Pseudomonas aeruginosa (P. aeruginosa) is associated with periapical periodontitis. The lesions are characterized by a disorder in osteoblast metabolism. Quorum sensing molecular N-(3-oxododecanoyl)-homoserine lactone (AHL) is secreted by P. aeruginosa and governs the expression of numerous virulence factors. AHL can trigger intracellular calcium ([Ca²⁺]_i) fluctuations in many host cells. However, it is unclear whether AHL can regulate osteoblast metabolism by affecting [Ca²⁺]_i changes or its spatial correlation. We explored AHL-induced apoptosis and differentiation in pre-osteoblastic MC3T3-E1 cells and evaluated [Ca²⁺]_i mobilization using several extraction methods. The spatial distribution pattern of [Ca²⁺]_i among cells was investigated by Moran's I, an index of spatial autocorrelation. We found that 30 μM and 50 μM AHL triggered opposing osteoblast fates. At 50 μM, AHL inhibited osteoblast differentiation by promoting mitochondrial-dependent apoptosis and negatively regulating osteogenic marker genes, including Runx2, Osterix, bone sialoprotein (Bsp), and osteocalcin (OCN). In contrast, prolonged treatment with 30 μM AHL promoted osteoblast differentiation concomitantly with cell apoptosis. The elevation of [Ca²⁺]_i levels in osteoblasts treated with 50 μM AHL was spatially autocorrelated, while no such phenomenon was observed in 30 μM AHL-treated osteoblasts. The blocking of cell-to-cell spatial autocorrelation in the osteoblasts provoked by 50 μM AHL significantly inhibited apoptosis and partially restored differentiation. Our observations suggest that AHL affects the fate of osteoblasts (apoptosis and differentiation) by affecting the spatial correlation of [Ca²⁺]_i changes. Thus, AHL acts as a double-edged sword for osteoblast function.
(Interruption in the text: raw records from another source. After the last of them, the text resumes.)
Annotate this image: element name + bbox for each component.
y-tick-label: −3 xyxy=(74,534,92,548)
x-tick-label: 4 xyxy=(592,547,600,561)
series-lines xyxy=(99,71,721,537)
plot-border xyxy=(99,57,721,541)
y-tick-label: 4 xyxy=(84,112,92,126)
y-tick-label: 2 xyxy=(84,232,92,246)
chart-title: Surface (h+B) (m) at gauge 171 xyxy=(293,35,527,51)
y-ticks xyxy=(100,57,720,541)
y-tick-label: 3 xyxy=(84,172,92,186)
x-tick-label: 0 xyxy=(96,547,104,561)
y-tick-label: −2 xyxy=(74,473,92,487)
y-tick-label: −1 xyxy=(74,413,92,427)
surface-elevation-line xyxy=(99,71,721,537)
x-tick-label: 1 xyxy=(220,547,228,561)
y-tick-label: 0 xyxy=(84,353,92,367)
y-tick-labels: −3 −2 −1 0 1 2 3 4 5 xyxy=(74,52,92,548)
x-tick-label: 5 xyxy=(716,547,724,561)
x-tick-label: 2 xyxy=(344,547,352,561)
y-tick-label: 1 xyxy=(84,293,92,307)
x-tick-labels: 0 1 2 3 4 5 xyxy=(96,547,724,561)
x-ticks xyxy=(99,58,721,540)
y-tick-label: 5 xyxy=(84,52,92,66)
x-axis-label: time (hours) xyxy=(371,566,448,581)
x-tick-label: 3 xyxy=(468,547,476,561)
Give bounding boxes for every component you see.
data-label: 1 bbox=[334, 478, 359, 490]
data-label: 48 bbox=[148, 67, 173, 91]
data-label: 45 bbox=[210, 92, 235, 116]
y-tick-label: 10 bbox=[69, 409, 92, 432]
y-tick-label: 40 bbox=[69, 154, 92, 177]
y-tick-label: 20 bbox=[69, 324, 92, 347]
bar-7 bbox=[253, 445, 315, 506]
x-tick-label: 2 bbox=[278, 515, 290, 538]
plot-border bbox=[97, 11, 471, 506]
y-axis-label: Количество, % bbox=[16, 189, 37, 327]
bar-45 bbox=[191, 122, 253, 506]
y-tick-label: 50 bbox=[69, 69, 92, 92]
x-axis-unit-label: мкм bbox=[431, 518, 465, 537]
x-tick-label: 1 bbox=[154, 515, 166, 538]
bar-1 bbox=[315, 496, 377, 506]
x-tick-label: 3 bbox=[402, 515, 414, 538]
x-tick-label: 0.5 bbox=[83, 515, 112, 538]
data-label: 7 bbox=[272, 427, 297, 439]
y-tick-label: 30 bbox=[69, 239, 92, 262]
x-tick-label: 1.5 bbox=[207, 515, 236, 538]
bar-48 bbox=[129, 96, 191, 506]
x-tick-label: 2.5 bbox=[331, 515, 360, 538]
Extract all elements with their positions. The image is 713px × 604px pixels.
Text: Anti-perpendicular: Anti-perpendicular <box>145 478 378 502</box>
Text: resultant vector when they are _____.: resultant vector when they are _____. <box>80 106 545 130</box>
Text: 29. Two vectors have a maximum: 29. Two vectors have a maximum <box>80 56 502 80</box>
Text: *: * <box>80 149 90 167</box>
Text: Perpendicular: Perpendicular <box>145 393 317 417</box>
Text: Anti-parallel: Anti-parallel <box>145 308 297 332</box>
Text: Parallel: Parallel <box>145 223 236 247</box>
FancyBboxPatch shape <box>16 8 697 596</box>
铜绿假单胞菌( P. aeruginosa ) 与根尖周炎有关。病变的特征是成骨细胞代谢紊乱。群体感应分子 N-(3-oxododecanoyl)-高丝氨酸内酯 (AHL) 由铜绿假单胞菌分泌并控制许多毒力因子的表达。AHL 可以触发许多宿主细胞中的细胞内钙 ([Ca ²⁺ ] _i ) 波动。然而，尚不清楚AHL是否可以通过影响[Ca ²⁺ ] _i变化或其空间相关性来调节成骨细胞代谢。我们在前成骨细胞 MC3T3-E1 细胞中探索了 AHL 诱导的细胞凋亡和分化，并评估了 [Ca ²⁺ ] _i使用多种提取方法进行动员。细胞间[Ca ²⁺ ] _i的空间分布模式通过空间自相关指数Moran's I进行研究。我们发现 30 μM 和 50 μM AHL 引发了相反的成骨细胞命运。在 50 μM 时，AHL 通过促进线粒体依赖性细胞凋亡和负调节成骨标记基因（包括 Runx2、Osterix、骨唾液蛋白（Bsp）和骨钙素（OCN））来抑制成骨细胞分化。相比之下，用 30 μM AHL 延长治疗促进成骨细胞分化伴随细胞凋亡。[Ca ²⁺ ] _i的高度用 50 μM AHL 处理的成骨细胞中的水平是空间自相关的，而在 30 μM AHL 处理的成骨细胞中没有观察到这种现象。50 μM AHL 引起的成骨细胞中细胞间空间自相关的阻断显着抑制了细胞凋亡并部分恢复了分化。我们的观察表明，AHL 通过影响 [Ca ²⁺ ] _i变化的空间相关性来影响成骨细胞的命运（细胞凋亡和分化）。因此，AHL 对于成骨细胞功能来说是一把双刃剑。